Tuesday, July 20, 2021

Ghosted for a memorial service on the same day as....

An email came asking me to speak at the memorial luncheon for Sue, a reader who the sender assured me had been a huge fan, driving up to Santa Rosa to hear my book talk. Sue, and her tribe of journalists, loved France and they thought it fitting I come and read from one of my books at Sue's memorial lunch at a chic resto in SF. 

No invite for lunch was included but though I couldn't remember Sue in detail I confirmed because well, it touched me. I re-arranged things and left for Denver.  I hadn't rec'd a confirmation back from the sender. The morning of the luncheon I called and left a msg but no answer. Yet, I couldn't just not go because if it meant something, even for 15 minutes I'd feel horrible not showing up. By the time I threw the car in expensive parking and knocked on the resto's door there were only staff who looked at me. 'We open later, we're closed.' I asked if there was a private party that had reserved an event. No. When I said it was for a memorial of a dead woman, finally someone said wait a minute checked their phone and said 'that was cancelled.'

Wow...re-arranging my day, paying for parking and ghosted without even a 'sorry, cancelled.'

Rude, right?

I felt righteously indignant all afternoon until the date's significance popped up in various feeds. Friday July 16, 1942, this day, seventy-nine years ago,  marked the first day of the infamous 2 day round up in 1942 of 13,000 Jews and 4,000 children in Paris.



My heart fell. My friend's mother lost her parents and sister in that raid, she'd been overlooked since she came back late from an errand. At fourteen years old she returned to an empty apartment in the Marais. 

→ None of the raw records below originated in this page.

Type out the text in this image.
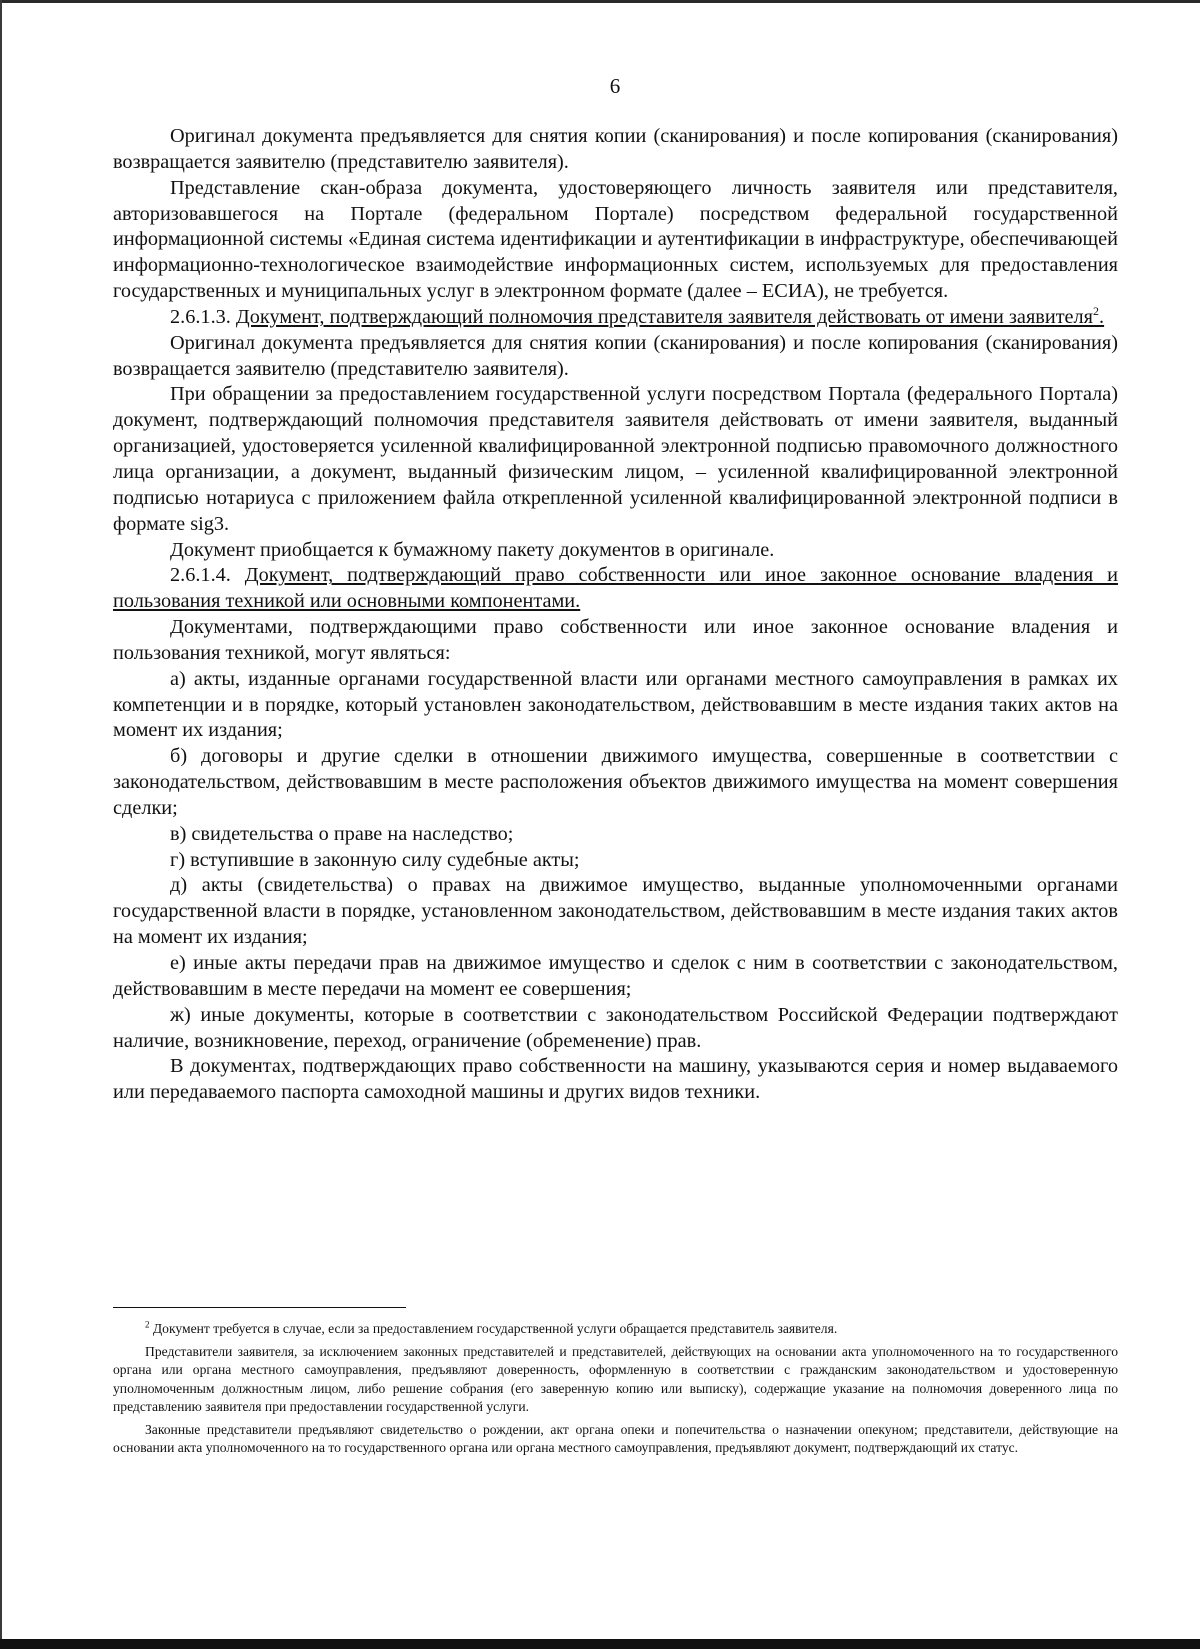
6

Оригинал документа предъявляется для снятия копии (сканирования) и после копирования (сканирования) возвращается заявителю (представителю заявителя).

Представление скан-образа документа, удостоверяющего личность заявителя или представителя, авторизовавшегося на Портале (федеральном Портале) посредством федеральной государственной информационной системы «Единая система идентификации и аутентификации в инфраструктуре, обеспечивающей информационно-технологическое взаимодействие информационных систем, используемых для предоставления государственных и муниципальных услуг в электронном формате (далее – ЕСИА), не требуется.

2.6.1.3. Документ, подтверждающий полномочия представителя заявителя действовать от имени заявителя$^2$.

Оригинал документа предъявляется для снятия копии (сканирования) и после копирования (сканирования) возвращается заявителю (представителю заявителя).

При обращении за предоставлением государственной услуги посредством Портала (федерального Портала) документ, подтверждающий полномочия представителя заявителя действовать от имени заявителя, выданный организацией, удостоверяется усиленной квалифицированной электронной подписью правомочного должностного лица организации, а документ, выданный физическим лицом, – усиленной квалифицированной электронной подписью нотариуса с приложением файла открепленной усиленной квалифицированной электронной подписи в формате sig3.

Документ приобщается к бумажному пакету документов в оригинале.

2.6.1.4. Документ, подтверждающий право собственности или иное законное основание владения и пользования техникой или основными компонентами.

Документами, подтверждающими право собственности или иное законное основание владения и пользования техникой, могут являться:

а) акты, изданные органами государственной власти или органами местного самоуправления в рамках их компетенции и в порядке, который установлен законодательством, действовавшим в месте издания таких актов на момент их издания;

б) договоры и другие сделки в отношении движимого имущества, совершенные в соответствии с законодательством, действовавшим в месте расположения объектов движимого имущества на момент совершения сделки;

в) свидетельства о праве на наследство;

г) вступившие в законную силу судебные акты;

д) акты (свидетельства) о правах на движимое имущество, выданные уполномоченными органами государственной власти в порядке, установленном законодательством, действовавшим в месте издания таких актов на момент их издания;

е) иные акты передачи прав на движимое имущество и сделок с ним в соответствии с законодательством, действовавшим в месте передачи на момент ее совершения;

ж) иные документы, которые в соответствии с законодательством Российской Федерации подтверждают наличие, возникновение, переход, ограничение (обременение) прав.

В документах, подтверждающих право собственности на машину, указываются серия и номер выдаваемого или передаваемого паспорта самоходной машины и других видов техники.

$^2$ Документ требуется в случае, если за предоставлением государственной услуги обращается представитель заявителя.

Представители заявителя, за исключением законных представителей и представителей, действующих на основании акта уполномоченного на то государственного органа или органа местного самоуправления, предъявляют доверенность, оформленную в соответствии с гражданским законодательством и удостоверенную уполномоченным должностным лицом, либо решение собрания (его заверенную копию или выписку), содержащие указание на полномочия доверенного лица по представлению заявителя при предоставлении государственной услуги.

Законные представители предъявляют свидетельство о рождении, акт органа опеки и попечительства о назначении опекуном; представители, действующие на основании акта уполномоченного на то государственного органа или органа местного самоуправления, предъявляют документ, подтверждающий их статус.
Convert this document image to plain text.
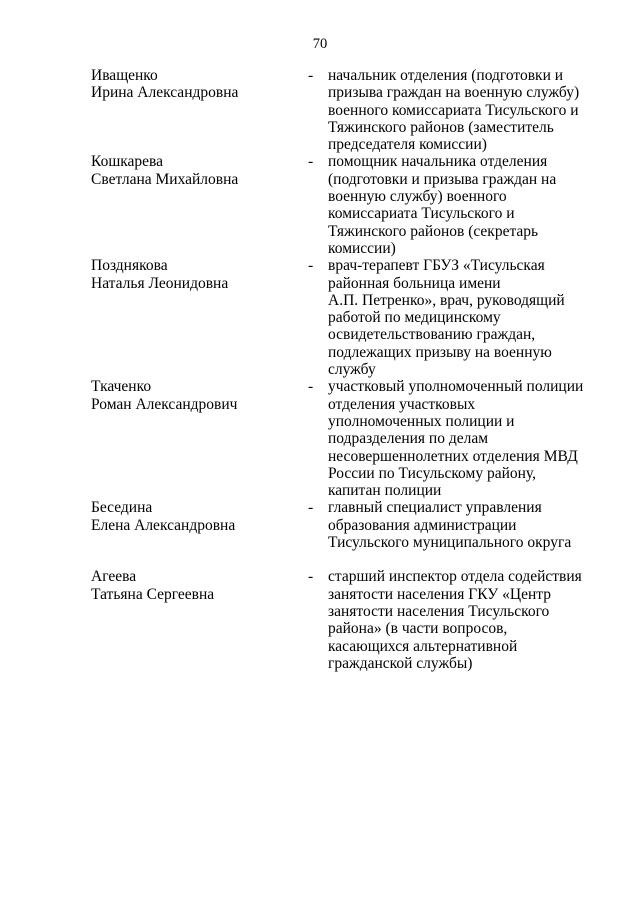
70
Иващенко
Ирина Александровна
- начальник отделения (подготовки и
призыва граждан на военную службу)
военного комиссариата Тисульского и
Тяжинского районов (заместитель
председателя комиссии)
Кошкарева
Светлана Михайловна
- помощник начальника отделения
(подготовки и призыва граждан на
военную службу) военного
комиссариата Тисульского и
Тяжинского районов (секретарь
комиссии)
Позднякова
Наталья Леонидовна
- врач-терапевт ГБУЗ «Тисульская
районная больница имени
А.П. Петренко», врач, руководящий
работой по медицинскому
освидетельствованию граждан,
подлежащих призыву на военную
службу
Ткаченко
Роман Александрович
- участковый уполномоченный полиции
отделения участковых
уполномоченных полиции и
подразделения по делам
несовершеннолетних отделения МВД
России по Тисульскому району,
капитан полиции
Беседина
Елена Александровна
- главный специалист управления
образования администрации
Тисульского муниципального округа
Агеева
Татьяна Сергеевна
- старший инспектор отдела содействия
занятости населения ГКУ «Центр
занятости населения Тисульского
района» (в части вопросов,
касающихся альтернативной
гражданской службы)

Years later, my friend discovered that the grandparents and aunt she never know were taken to the Vel d'Hiv - a bike racing stadium - left without food and water until they were herded onto trains to Drancy, a holding site outside Paris. They didn't stay long as they were on one of the first convoys to Auschwitz and before the end of July were ashes. 

Remembering this put my day in perspective. My friend's mother is still alive and she never got to say goodbye to her family. Or attend a memorial service.  So maybe this was an odd way of memorializing ones we've lost but we can never forget.
Cara - Tuesday

1 comment:

  1. You are an extraordinary person, Cara. God Bless your fan friend's soul.